For the highest-end homes, like those on the Parade Of Homes and Luxury Home Tours, you will easily pay more than $10,000.

First impressions

Most buyers today are shopping online, so they're looking at photos of your house first. A properly staged house is key to making great photos that will spur the buyer to see it in person.

The goal, Fleming said, is to usher as many buyers as possible into the house during the first couple of days it's on the market so there's a sense of competition and urgency. That can influence someone to offer more than the asking price.

"You have to create fear that the buyer will lose the house," Fleming said. "People want what they want, and they're willing to pay for it."

Michael agreed.

"When a room is staged, it is easily defined," she said. "But when they are empty, it can make it difficult for the potential buyer to know what they are looking at."

Feelings, not data

Fleming said what differentiates her from an agent is an agent focuses on market information while she hones in on emotion.

"I know what makes people feel like they want to live and spend more time in the space," she said. "We're going beyond data."

Staging a house can be a humbling and sometimes painful experience because sellers have to confront parts of their home others might not like.
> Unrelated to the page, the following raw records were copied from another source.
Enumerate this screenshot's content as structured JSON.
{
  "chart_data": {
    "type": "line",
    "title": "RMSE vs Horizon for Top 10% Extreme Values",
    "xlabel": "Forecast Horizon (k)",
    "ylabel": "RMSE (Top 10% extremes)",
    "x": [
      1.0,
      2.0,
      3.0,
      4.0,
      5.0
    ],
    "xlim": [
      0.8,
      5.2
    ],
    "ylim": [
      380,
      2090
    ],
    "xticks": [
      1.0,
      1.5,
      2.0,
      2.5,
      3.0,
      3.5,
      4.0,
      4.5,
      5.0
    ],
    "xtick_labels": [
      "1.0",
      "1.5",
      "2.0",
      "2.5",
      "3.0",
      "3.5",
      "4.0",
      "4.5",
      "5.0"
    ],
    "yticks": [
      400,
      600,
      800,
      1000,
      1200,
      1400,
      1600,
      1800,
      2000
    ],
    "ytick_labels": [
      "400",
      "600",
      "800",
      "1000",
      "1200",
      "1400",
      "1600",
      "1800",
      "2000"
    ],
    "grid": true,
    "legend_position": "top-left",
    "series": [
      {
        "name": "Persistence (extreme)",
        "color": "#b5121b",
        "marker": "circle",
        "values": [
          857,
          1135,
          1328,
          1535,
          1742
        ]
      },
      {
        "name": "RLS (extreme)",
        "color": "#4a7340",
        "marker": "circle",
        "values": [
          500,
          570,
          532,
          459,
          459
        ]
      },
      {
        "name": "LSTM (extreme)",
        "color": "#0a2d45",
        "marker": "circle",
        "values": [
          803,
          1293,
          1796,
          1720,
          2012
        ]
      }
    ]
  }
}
Fleming is the one to gently deliver that news.

"Not every Realtor wants to be the bad cop," she said. "And I don't have a profit or loss based on how the listing proceeds."

Fleming likes to meet with all her staging clients before starting to make sure they're comfortable with the coming changes.

"I want them to ask questions. I have to read their body language to know what's overwhelming to them and what I can say to them," she said. "You have to have an enormous amount of respect for people and their homes."